Click to view the dissertation via Digital dissertation consortium
Author Park, Won Jung
ISBN/ISSN 054204952X
Broad Subject English language & literature
Literature
Summary Wallace Stevens asserts in the first subtitle to Notes toward a Supreme Fiction (1942) that poetry "must be abstract." In his call for an abstract poetics, Stevens expresses a central impulse of the modern aesthetic---the urge toward abstraction---that drives and shapes the modernist project in the twentieth century. My dissertation explores the aesthetics of abstraction in British and American literature from the first half of the twentieth century through the analysis of three writers---Gertrude Stein, Virginia Woolf, and Wallace Stevens---against the historical backdrop of romantic attitudes toward the sublime. In chapter I, I take up Wilhelm Worringer's influential study Abstraction and Empathy (1908) to argue that Worringer's understanding of art in terms of two psychological impulses---the urge toward abstraction and the urge toward empathy---is really a modern version of the older distinction between the sublime and beautiful, respectively. I then demonstrate how the category of the sublime, culminating in the Kantian (negative) sublime, provides an aesthetic threshold between two kinds of beauty: between the organic beauty in nature and a new, crystalline beauty in art. Through the transmuting power of the romantic imagination, (pure) abstraction emerges as the second type of beauty.

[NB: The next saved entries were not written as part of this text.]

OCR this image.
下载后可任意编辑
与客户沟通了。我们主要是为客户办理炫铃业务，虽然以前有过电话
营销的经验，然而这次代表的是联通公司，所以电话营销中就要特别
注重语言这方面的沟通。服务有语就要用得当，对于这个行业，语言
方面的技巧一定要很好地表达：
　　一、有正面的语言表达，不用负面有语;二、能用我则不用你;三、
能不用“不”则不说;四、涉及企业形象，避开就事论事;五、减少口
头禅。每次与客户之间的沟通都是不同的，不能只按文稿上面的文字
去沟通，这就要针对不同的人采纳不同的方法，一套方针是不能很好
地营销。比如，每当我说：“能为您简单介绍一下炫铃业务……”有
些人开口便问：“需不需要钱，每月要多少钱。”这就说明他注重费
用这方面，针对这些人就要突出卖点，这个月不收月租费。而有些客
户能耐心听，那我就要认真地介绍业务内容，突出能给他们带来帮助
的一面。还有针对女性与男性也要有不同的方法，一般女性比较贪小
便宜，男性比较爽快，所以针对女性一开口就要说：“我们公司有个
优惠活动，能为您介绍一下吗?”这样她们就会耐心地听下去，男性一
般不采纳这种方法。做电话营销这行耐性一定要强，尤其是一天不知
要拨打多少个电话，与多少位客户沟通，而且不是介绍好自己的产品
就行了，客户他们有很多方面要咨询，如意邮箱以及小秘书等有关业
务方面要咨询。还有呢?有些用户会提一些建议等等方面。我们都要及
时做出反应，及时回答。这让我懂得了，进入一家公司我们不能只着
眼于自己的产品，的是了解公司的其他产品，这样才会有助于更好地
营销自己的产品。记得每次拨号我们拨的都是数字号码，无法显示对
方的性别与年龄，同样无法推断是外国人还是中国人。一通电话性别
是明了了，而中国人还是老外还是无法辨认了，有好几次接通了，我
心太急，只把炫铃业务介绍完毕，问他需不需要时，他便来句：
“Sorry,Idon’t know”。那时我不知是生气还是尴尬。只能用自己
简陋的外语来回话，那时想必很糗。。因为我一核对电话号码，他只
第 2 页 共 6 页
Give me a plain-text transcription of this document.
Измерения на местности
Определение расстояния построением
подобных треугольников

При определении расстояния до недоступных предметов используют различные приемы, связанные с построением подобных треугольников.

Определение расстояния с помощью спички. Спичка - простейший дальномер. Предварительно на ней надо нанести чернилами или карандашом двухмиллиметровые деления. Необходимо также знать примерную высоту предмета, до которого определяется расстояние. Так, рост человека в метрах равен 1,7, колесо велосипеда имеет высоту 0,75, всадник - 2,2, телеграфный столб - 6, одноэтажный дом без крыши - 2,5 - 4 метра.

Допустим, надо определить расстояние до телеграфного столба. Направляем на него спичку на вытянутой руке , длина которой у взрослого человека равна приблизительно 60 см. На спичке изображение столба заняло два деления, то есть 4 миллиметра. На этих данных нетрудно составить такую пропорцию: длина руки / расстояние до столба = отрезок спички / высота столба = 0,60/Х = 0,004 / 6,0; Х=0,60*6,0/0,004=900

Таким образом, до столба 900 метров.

From this analysis I proceed in chapter 2 to explore how the structure of this aesthetic threshold unfolds through the investigation of William Wordsworth's liminal sublime, Percy Shelley's "trance sublime," and John Keats's "material sublime." The next three chapters examine the development of literary abstraction in the writers who drew inspiration from the abstract art movements in Paris,London, and New York. I argue that while Stein exemplifies the geometric, intellectual line of abstraction influenced by cubism, Woolf expresses a fluid, psychological abstraction, comparable to the spiritual compositions of Kandinsky, although each style continually informs the other. The final chapter analyzes Stevens's poetics of reduction, which offers a deeply complex and divided response to the sublime. His abstract project culminates in Notes, where the poet posits the giant, an "abstraction blooded" that symbolizes the dream of spiritual incarnation, of embodying the "inconceivable idea of the sun" in the "muddy centre" of existence.